Morning zoo is a format of morning radio show common to English-language radio broadcasting. The name is derived from the "wackiness and zaniness" of the activities, bits, and overall personality of the show and its hosts. The morning zoo concept and name is most often deployed on contemporary hit radio (CHR-Top 40) radio stations.
A morning zoo typically consists of two or more radio personalities, usually ostensibly capable of spontaneous comic interaction as well as competent delivery of news and service elements. Most morning zoo programs involve scripted or live telephone calls, on-air games and regular contests.
The first morning zoo program, focusing on the zany interactions of two hosts, was conceived and performed in 1981 by Scott Shannon and Cleveland Wheeler of WRBQ-FM in Tampa, Florida, known at the time as Q105 FM. Wheeler had been serving as the personality DJ hosting the morning drive program for the station's previous four years. Shannon was the new operations manager in 1981. The two decided to break with tradition and work up a wilder show together, founded on their own playful, irreverent and provocative interaction, with spontaneous bits of parody and comedy leavened with straight news. They called the show the Q Morning Zoo, and it quickly became a hit. At its height it had 85 people working to produce it.
(Prior to this development, radio station KZEW in Dallas was known as "the Zoo" because of its call letters. Beginning in September–October 1976, morning DJ Charlie Kendall hosted a zany show initially named Zooloos In Your Morning, the name being a wordplay on the Zulu people. However, Kendall's was a one-man show, not a "zoo" with multiple radio personalities.)

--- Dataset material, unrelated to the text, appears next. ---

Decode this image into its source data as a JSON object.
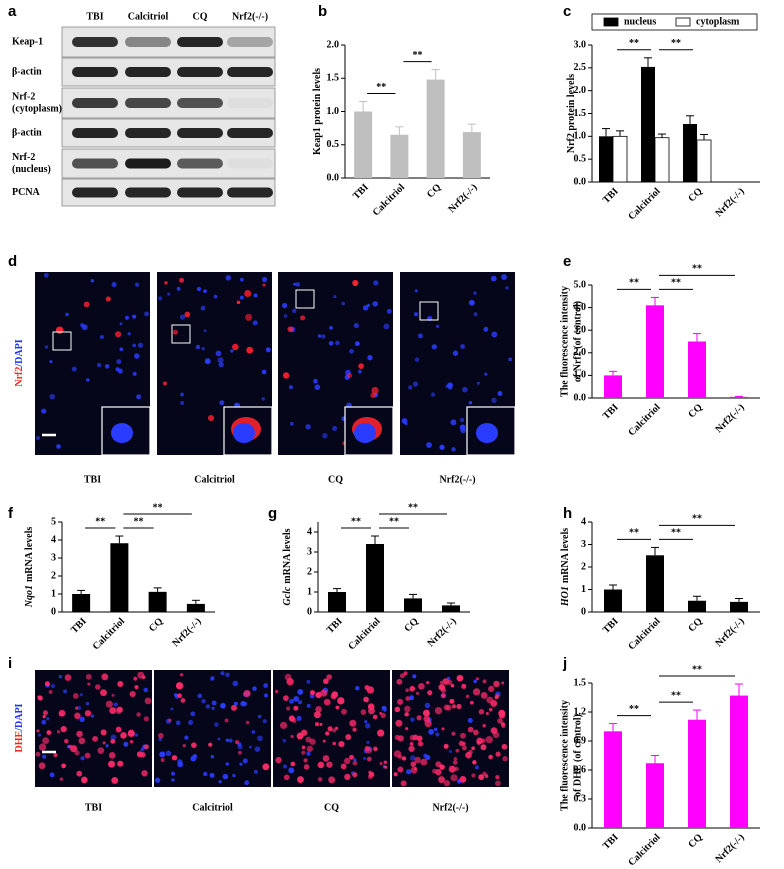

In July 1983, Shannon left Tampa to reinvent WHTZ "Z-100" in the New York City market, based out of Secaucus, New Jersey. On August 2, Shannon hosted the first Z Morning Zoo at WHTZ, soon settling into a team which included straight man Ross Brittain, newscaster Claire Stevens, public service director Professor Jonathan B. Bell, 22-year-old "Captain" Kevin on the phones, and production manager J. R. Nelson. Shannon's popular new format brought WHTZ from last place to first in just 74 days, and put longtime #1 morning DJ Don Imus in second place. When WHTZ became a huge ratings success, the name and format of the "Morning Zoo" was copied by stations across the USA.